Awards and highlights
- First-team All-PCC (1961); Second-team All-PCC (1962);

Career AFL statistics
- Rushing yards: 1,138
- Rushing average: 3.2
- Receptions: 62
- Receiving yards: 550
- Total touchdowns: 9
- Stats at Pro Football Reference

= Charles H. Mitchell =

American academic administrator and football player (1940–2025)

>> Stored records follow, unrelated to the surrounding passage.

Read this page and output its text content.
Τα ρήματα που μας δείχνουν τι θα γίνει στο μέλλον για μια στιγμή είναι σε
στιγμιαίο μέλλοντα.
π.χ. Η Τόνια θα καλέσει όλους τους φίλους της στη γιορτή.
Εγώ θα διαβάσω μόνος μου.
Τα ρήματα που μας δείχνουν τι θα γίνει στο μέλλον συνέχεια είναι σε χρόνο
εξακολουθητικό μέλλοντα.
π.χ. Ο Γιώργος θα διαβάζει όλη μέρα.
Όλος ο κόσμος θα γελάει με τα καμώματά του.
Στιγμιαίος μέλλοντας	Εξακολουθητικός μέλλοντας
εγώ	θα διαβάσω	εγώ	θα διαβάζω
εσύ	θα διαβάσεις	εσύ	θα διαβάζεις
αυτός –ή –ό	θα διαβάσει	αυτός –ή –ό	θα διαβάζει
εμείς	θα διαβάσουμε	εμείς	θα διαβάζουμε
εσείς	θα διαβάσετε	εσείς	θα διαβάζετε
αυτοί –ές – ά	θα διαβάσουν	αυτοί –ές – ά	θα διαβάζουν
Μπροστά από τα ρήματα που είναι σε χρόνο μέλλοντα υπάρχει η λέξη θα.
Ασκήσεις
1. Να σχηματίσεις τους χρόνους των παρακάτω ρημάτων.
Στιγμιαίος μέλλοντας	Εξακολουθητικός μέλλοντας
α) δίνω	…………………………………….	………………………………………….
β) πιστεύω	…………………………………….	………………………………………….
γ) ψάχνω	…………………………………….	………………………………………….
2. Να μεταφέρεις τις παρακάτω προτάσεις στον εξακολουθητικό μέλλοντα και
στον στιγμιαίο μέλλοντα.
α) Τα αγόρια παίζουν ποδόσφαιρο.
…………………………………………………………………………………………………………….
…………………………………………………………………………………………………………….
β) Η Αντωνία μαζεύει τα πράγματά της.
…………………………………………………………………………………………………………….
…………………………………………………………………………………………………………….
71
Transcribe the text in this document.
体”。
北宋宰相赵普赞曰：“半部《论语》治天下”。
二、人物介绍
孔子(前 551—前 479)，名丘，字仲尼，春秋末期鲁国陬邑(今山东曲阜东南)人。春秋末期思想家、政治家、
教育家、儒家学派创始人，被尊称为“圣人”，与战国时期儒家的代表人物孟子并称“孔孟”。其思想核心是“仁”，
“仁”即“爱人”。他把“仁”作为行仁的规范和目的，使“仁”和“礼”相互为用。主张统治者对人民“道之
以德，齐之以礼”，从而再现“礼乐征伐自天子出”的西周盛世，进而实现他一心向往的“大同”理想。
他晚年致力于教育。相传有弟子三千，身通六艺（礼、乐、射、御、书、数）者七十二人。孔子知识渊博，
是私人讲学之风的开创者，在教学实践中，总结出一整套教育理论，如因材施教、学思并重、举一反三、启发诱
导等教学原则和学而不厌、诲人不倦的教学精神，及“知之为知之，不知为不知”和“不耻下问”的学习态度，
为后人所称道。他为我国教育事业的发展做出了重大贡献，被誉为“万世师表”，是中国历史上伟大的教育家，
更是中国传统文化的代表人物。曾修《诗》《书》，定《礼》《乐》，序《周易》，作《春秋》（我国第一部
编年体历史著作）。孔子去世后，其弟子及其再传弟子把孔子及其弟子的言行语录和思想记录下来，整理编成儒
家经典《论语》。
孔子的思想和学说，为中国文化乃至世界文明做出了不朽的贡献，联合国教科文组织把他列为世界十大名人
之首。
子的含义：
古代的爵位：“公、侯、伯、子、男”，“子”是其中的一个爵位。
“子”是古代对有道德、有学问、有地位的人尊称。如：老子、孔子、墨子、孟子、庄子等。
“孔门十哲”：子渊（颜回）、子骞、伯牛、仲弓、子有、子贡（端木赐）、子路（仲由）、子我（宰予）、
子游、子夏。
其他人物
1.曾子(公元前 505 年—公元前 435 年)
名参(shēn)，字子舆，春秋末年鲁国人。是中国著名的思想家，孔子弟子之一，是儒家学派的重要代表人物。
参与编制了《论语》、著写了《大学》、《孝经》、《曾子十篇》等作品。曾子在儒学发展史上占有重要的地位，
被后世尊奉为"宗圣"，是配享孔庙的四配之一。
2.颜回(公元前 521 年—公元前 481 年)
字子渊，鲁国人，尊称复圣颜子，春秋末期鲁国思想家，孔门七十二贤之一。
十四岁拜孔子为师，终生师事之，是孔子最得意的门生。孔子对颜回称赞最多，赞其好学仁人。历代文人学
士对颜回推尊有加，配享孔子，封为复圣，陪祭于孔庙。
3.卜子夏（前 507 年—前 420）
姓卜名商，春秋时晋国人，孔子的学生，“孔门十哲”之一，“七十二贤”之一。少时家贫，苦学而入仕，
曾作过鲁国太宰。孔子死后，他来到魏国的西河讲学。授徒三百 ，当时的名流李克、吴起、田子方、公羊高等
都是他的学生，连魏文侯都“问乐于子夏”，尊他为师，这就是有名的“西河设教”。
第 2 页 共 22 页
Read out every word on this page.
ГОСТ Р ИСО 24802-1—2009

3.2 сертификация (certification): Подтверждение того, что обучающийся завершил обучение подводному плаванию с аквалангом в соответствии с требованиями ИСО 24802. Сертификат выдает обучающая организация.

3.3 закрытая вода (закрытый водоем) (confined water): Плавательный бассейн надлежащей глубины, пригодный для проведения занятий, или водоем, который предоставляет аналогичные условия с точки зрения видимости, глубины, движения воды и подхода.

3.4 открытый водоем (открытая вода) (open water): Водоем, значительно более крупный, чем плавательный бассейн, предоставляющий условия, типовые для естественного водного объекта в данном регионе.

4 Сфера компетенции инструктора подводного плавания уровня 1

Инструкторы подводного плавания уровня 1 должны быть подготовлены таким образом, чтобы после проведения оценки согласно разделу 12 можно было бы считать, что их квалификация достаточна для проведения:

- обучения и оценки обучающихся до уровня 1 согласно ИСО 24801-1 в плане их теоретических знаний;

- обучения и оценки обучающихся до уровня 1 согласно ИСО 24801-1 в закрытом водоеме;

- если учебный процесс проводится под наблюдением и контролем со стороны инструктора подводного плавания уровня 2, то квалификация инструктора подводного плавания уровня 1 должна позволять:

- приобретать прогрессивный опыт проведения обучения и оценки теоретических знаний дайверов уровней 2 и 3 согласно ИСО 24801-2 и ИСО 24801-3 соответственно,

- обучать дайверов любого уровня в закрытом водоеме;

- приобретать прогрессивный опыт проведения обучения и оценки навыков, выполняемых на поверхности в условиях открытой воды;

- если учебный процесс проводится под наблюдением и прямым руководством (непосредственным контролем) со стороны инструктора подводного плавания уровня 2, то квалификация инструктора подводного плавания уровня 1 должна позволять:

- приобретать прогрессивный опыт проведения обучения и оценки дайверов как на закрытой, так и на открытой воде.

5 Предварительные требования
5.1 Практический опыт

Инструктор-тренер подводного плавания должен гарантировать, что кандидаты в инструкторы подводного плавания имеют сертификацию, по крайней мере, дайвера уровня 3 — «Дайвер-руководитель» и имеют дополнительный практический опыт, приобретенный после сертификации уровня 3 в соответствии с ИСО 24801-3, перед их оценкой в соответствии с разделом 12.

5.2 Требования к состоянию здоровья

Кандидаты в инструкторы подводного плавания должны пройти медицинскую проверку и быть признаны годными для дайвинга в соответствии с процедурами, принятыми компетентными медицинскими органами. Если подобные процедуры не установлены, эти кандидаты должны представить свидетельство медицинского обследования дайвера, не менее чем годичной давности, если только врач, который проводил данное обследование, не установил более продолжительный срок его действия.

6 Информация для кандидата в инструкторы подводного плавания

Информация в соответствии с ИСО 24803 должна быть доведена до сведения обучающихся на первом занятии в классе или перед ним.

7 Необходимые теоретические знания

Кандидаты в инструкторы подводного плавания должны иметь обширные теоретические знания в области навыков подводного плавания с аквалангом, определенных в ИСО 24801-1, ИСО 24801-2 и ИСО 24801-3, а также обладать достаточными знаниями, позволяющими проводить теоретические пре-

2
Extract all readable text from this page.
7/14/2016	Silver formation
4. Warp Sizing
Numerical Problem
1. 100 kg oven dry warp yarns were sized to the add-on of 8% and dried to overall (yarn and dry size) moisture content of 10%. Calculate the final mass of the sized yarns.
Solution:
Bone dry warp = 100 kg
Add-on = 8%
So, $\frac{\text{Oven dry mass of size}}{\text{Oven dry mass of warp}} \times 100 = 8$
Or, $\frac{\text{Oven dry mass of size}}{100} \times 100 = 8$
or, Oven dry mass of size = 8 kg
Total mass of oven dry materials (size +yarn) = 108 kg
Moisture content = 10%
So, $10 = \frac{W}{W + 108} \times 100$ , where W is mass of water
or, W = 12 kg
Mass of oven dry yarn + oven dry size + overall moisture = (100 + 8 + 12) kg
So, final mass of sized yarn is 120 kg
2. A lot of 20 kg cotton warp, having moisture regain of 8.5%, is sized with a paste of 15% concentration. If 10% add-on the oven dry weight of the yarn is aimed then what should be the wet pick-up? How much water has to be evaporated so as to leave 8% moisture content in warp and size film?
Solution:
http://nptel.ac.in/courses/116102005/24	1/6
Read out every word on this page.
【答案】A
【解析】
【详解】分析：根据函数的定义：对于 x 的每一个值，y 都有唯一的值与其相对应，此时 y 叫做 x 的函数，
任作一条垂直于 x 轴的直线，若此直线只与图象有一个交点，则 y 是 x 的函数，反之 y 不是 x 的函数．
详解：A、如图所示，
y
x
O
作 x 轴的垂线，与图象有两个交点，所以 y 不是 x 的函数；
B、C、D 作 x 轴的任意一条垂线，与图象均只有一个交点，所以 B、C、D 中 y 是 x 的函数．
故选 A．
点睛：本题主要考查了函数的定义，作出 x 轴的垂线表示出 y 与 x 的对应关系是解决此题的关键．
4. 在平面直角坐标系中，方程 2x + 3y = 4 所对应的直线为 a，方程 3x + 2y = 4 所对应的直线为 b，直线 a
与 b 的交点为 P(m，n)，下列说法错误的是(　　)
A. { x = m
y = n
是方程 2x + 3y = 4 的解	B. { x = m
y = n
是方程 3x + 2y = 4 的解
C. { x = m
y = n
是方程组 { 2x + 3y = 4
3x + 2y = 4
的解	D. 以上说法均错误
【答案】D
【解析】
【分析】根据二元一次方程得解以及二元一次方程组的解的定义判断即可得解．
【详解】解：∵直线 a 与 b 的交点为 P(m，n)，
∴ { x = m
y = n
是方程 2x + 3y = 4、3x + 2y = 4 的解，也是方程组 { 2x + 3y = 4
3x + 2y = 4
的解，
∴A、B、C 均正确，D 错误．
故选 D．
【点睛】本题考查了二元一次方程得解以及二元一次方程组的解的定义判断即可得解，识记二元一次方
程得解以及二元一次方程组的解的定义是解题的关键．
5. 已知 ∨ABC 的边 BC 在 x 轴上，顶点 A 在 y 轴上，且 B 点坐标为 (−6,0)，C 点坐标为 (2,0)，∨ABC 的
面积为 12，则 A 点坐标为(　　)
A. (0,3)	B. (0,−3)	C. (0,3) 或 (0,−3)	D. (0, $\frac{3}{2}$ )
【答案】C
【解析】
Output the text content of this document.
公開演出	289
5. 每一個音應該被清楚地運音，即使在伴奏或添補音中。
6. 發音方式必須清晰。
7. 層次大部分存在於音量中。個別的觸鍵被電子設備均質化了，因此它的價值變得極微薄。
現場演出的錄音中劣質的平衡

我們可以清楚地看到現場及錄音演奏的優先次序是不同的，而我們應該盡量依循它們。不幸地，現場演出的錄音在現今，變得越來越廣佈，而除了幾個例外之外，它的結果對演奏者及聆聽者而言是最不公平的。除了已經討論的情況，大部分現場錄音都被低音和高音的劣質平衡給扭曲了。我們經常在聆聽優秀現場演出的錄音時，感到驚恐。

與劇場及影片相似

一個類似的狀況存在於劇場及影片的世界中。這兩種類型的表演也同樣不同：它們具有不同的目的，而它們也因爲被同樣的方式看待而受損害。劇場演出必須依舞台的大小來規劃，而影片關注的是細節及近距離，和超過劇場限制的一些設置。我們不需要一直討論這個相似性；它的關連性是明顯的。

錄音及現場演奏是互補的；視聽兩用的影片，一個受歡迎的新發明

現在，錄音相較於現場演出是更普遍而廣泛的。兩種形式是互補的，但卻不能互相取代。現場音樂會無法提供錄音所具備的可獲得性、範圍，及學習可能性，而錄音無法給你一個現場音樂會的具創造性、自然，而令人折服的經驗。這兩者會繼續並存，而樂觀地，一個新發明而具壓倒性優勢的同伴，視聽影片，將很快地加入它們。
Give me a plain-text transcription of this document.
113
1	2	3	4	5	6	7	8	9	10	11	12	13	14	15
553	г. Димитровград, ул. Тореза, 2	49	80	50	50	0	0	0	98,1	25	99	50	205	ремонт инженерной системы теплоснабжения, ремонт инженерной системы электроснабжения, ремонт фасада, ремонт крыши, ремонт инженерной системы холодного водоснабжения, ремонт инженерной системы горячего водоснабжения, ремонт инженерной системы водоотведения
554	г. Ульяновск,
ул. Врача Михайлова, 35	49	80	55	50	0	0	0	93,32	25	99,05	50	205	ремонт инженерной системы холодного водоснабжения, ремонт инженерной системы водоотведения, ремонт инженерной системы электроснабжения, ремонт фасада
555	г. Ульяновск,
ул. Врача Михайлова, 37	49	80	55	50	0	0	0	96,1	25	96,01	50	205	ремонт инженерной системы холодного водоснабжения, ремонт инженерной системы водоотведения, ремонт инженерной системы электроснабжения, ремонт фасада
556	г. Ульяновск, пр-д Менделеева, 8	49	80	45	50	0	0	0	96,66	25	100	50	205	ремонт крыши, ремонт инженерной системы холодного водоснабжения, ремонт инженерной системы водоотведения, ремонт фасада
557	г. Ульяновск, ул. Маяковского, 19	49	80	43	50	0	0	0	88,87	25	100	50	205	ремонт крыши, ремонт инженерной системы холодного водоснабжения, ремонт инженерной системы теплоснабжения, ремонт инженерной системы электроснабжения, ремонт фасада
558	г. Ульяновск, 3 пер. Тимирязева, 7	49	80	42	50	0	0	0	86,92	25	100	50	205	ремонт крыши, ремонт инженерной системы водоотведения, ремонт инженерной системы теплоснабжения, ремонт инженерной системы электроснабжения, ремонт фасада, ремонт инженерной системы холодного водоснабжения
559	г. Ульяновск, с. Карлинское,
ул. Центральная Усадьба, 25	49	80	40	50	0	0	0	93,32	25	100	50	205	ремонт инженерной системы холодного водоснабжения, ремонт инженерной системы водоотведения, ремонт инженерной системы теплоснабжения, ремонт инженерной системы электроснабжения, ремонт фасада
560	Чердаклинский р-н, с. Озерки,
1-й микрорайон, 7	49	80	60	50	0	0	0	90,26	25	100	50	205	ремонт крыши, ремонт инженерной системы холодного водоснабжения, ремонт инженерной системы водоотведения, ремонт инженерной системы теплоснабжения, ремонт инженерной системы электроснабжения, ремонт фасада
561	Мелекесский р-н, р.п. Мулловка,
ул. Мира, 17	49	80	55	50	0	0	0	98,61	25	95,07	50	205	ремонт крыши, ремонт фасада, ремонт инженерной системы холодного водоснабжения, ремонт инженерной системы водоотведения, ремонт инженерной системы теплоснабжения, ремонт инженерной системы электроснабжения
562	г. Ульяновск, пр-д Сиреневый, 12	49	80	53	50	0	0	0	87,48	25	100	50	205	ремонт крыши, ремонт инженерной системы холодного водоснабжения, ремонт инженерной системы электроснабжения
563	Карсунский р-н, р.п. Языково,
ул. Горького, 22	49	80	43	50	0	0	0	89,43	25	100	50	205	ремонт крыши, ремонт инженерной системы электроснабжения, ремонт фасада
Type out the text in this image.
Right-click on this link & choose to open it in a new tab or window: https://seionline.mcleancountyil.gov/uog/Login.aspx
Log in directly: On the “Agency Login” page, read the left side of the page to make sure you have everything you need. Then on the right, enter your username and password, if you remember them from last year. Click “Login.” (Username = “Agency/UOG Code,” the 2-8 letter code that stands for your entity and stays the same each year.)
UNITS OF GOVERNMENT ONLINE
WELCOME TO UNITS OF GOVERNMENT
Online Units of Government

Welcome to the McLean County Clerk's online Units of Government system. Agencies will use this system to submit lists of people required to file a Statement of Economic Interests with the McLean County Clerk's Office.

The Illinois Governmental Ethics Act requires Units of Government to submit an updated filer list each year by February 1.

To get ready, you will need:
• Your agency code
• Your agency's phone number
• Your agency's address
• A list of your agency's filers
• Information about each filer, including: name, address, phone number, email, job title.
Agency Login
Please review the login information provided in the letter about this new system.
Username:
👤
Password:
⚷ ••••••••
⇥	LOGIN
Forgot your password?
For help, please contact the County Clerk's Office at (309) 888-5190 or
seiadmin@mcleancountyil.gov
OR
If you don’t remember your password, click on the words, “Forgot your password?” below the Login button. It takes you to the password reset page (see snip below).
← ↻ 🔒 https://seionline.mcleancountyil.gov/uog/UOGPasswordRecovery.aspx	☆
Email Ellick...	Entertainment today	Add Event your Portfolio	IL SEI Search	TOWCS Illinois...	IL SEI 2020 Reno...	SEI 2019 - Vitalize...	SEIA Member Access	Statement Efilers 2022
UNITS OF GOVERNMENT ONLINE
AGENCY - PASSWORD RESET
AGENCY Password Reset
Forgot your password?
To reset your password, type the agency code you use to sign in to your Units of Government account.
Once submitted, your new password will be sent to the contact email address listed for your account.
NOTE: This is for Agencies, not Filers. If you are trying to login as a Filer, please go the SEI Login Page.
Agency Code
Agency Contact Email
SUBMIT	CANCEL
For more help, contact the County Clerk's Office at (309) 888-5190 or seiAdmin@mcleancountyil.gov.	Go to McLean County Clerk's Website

Charles H. Mitchell (May 25, 1940 – June 27, 2025) was an American academic administrator and professional American football player. He was the president of the Seattle Central Community College from 1987 to 2003 and the chancellor of the Seattle Community Colleges District from 2003 to 2008.

==Education==
Mitchell attended T.T. Minor Elementary School, Meany Junior High, and Garfield High School. He earned a bachelor's degree from the University of Washington, a master's degree from Seattle University, and a doctorate in education from Brigham Young University.

==Athletics==
Mitchell played running back for the Washington Huskies football team and was a member of the team that won the 1961 Rose Bowl. He had nine carries for 53 yards as the game's leading rusher with the College All-Stars in its 20-17 upset win over the Green Bay Packers on August 2, 1963. He played professional football for six years with the Denver Broncos and Buffalo Bills.

==Education career==
Mitchell joined Seattle Central Community College in 1981 as a teacher and later dean of students. He became president of the college in 1987 and held that post until 2003, when he was named the chancellor of the Seattle Community Colleges District.

==Death==
Mitchell died on June 27, 2025, at the age of 85.